TAnarchy wrote:Hello, hopefully this is the right part of the forum to post this. I am trying to learn more about a career in penetration testing. I was wondering, do testers tend to specialize in either Network penetration testing or Application penetration testing, or do they tend to do both?
Often they specialize in application (i.e. program) security or web application security, where network security is another part as well. There are of course, those who specialize in network security only, but they are often security engineers and not penetration testers, unless they attack the protocols themselves.
In my current job, we have people in those 3 fields, plus other mandatory fields for everyone, such as but not limited to wireless security, physical security (social engineering), PCI (that's another team), etc.
So yeah, I forgot to mention people specialize in PCI as well, but that's not penetration testing though, even though some parts of it is related somewhat when you have to check whether a client is in PCI scope or not.

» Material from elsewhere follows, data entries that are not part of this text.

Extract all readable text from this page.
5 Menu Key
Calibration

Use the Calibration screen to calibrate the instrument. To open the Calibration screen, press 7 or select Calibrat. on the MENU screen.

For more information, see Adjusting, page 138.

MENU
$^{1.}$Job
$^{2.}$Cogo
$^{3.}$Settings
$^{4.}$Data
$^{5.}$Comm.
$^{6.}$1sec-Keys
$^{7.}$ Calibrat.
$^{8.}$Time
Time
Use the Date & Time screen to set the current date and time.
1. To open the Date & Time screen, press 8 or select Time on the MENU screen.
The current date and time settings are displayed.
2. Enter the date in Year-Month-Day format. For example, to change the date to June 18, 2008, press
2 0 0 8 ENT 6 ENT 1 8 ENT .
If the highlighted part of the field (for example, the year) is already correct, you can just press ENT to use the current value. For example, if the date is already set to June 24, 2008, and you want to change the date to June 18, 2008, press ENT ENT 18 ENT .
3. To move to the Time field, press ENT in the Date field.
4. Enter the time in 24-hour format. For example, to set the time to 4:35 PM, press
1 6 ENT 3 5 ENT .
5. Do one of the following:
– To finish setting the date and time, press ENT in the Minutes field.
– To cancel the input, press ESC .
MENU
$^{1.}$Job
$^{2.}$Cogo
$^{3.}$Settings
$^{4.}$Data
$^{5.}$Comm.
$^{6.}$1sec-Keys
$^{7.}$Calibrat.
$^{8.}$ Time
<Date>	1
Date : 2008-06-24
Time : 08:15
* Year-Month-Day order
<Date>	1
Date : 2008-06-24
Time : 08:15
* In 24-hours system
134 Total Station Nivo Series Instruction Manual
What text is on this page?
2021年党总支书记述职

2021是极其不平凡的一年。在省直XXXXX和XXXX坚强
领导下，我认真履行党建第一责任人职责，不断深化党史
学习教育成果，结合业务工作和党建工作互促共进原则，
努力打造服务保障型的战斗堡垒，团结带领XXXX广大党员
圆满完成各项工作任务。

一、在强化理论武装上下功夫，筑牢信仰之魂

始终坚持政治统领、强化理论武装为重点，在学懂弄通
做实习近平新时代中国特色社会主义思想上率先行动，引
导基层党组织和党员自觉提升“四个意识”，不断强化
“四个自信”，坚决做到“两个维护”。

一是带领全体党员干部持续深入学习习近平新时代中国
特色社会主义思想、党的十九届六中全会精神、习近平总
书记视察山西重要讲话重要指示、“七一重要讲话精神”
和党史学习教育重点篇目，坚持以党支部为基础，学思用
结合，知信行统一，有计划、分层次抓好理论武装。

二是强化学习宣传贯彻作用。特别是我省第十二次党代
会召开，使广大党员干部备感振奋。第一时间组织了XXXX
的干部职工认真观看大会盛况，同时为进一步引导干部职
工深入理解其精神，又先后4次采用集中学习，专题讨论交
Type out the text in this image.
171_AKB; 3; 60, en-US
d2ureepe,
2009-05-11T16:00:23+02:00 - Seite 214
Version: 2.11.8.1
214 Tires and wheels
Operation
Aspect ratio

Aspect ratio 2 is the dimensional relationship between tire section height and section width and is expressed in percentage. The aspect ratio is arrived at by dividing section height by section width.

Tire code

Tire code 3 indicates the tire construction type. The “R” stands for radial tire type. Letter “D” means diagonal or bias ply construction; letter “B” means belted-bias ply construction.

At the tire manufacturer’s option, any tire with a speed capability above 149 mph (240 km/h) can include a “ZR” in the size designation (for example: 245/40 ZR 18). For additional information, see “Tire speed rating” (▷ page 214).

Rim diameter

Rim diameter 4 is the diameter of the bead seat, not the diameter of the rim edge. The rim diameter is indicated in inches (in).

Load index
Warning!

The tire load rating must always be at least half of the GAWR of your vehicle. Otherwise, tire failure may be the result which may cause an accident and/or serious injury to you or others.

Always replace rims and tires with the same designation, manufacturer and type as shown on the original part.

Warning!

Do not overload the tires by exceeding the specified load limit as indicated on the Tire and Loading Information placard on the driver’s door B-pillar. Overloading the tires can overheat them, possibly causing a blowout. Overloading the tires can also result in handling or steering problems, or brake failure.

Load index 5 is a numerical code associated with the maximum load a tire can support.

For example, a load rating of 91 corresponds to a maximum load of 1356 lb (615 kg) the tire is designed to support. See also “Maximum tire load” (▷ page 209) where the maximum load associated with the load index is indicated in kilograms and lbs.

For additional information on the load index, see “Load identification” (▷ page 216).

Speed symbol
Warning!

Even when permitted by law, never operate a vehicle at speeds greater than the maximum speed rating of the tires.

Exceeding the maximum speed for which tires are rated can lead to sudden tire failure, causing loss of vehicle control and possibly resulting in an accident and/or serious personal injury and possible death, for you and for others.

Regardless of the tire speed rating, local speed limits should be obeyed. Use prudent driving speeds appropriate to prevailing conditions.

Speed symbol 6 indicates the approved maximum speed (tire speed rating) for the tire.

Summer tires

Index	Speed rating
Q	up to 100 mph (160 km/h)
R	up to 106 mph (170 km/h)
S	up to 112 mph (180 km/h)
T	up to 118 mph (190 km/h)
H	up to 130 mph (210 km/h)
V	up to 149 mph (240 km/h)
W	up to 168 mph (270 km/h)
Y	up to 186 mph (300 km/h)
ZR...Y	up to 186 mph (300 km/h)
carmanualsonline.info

amolarakh wrote:According to me
Pentester is Professional Entity which knows everything about Network/Infrastructure/Application/Physical Security for a client. And knows nothing about that client for outsider.
It is impossible to know "everything". No matter how many years, no matter how much experience you got, there will always be old, perhaps extremely old, new, or very new things, even current things you will not know about.
I often see people extremely skilled in application security (reverse engineering, buffer overflows, heap overflows, dep, rop, aslr, etc), who are brilliant in this field, but lacks knowledge in web application security. (Often crucial and specialist understanding of how everything can be tied together, including many of the possible attack vectors. Knowing the most basic ways can be taught to anyone, even non-hackers.)